On Monday, July 29, 2019 1:35:18 PM MDT H. S. Teoh via Digitalmars-d-learn
wrote:
> Generally, the idiom is to let the compiler do attribute inference by
> templatizing your code and not writing any explicit attributes, then use
> unittests to ensure that instantiations of the range that ought to have
> certain attributes actually have those attributes. For example, instead
> of writing:
>
> struct MyRange(R) {
> ...
> @property bool empty() const { ... }
> ...
> }
>
> write instead:
>
> struct MyRange(R) {
> ...
> // No attributes: compiler does inference
> @property bool empty() { ... }
> ...
> }
>
> // unittest ensures .empty is callable with const object.
> unittest {
> const rr = MyRange!(const(Range))(...);
> assert(rr.empty); // will fail compilation if .empty is non-const
> }
>
> The unittest tests that a specific instantiation of MyRange has const
> .empty. It's still possible to use MyRange with a range that has
> non-const .empty, but this unittest ensures that the non-const-ness
> wasn't introduced by the implementation of MyRange itself, but only
> comes from the template argument.
Since when does const have anything to do with attribute inference? Unless
something has changed recently, const is _never_ inferred for functions.

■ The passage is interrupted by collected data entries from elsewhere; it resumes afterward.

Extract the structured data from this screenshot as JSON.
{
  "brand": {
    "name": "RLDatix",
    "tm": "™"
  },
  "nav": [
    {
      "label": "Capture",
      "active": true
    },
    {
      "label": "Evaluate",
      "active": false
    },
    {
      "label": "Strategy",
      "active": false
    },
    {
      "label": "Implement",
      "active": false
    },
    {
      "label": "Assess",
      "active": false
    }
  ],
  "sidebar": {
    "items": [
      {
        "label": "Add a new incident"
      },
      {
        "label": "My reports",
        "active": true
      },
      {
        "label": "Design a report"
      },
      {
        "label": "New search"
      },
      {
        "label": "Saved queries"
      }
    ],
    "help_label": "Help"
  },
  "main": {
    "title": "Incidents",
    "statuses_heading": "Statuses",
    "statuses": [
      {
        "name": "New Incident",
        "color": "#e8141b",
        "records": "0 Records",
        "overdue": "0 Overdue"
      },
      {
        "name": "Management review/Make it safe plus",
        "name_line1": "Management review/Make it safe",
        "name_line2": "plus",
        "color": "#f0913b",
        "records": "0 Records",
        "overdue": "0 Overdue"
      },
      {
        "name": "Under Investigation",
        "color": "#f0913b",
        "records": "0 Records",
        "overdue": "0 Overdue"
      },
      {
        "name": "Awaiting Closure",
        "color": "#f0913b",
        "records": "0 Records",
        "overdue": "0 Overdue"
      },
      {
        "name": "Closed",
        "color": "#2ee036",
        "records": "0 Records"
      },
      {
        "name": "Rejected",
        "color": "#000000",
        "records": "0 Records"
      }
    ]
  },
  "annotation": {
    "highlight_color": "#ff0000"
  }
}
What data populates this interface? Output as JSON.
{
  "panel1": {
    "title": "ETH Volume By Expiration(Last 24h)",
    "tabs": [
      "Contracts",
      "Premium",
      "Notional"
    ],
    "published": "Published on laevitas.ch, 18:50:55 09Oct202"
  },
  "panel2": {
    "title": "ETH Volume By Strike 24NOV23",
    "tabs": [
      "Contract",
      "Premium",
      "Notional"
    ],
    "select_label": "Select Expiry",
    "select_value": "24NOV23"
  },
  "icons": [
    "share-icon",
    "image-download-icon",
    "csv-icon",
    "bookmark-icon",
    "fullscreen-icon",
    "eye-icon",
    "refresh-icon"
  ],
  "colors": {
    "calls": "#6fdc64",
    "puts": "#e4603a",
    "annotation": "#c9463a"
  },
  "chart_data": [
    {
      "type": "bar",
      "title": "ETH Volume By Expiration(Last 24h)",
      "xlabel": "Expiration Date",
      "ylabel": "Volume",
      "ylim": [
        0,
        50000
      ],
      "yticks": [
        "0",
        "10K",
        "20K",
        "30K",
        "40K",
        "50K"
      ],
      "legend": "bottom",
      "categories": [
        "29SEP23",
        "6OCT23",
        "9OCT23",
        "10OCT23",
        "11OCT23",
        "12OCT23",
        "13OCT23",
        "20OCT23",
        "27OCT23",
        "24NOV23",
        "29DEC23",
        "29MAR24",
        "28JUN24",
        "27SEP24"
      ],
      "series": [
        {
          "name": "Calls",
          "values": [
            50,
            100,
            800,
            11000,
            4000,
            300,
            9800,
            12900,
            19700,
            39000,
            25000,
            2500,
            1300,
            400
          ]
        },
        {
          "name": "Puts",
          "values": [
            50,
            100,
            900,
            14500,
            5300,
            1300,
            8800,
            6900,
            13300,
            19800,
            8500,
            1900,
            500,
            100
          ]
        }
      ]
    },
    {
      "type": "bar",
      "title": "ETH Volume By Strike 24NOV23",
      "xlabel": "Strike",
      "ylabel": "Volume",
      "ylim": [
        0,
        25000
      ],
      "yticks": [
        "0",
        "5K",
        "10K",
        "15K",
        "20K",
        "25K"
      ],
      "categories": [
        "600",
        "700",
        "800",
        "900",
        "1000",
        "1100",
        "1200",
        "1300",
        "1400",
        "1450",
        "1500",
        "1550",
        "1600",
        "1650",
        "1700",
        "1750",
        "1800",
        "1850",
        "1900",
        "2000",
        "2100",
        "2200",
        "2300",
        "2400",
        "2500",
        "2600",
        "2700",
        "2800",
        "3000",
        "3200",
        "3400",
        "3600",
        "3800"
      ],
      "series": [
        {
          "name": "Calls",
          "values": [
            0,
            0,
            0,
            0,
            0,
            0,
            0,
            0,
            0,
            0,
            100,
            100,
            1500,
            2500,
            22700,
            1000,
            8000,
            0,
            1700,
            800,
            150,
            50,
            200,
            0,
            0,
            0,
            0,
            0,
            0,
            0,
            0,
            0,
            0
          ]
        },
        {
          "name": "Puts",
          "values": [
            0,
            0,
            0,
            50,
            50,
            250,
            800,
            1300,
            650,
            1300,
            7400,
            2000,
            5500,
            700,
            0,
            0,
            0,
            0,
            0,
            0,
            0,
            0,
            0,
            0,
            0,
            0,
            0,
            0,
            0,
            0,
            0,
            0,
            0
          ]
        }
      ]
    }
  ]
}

Your unittest here should never compile regardless of whether empty could
have been marked as const or not. If you want empty to be const or not based
on the range being wrapped, you'd need to use two separate function
definitions (one const and one not) and use static if to choose which got
compiled in based on whether it could be const or not with the range type
that it's wrapping.
- Jonathan M Davis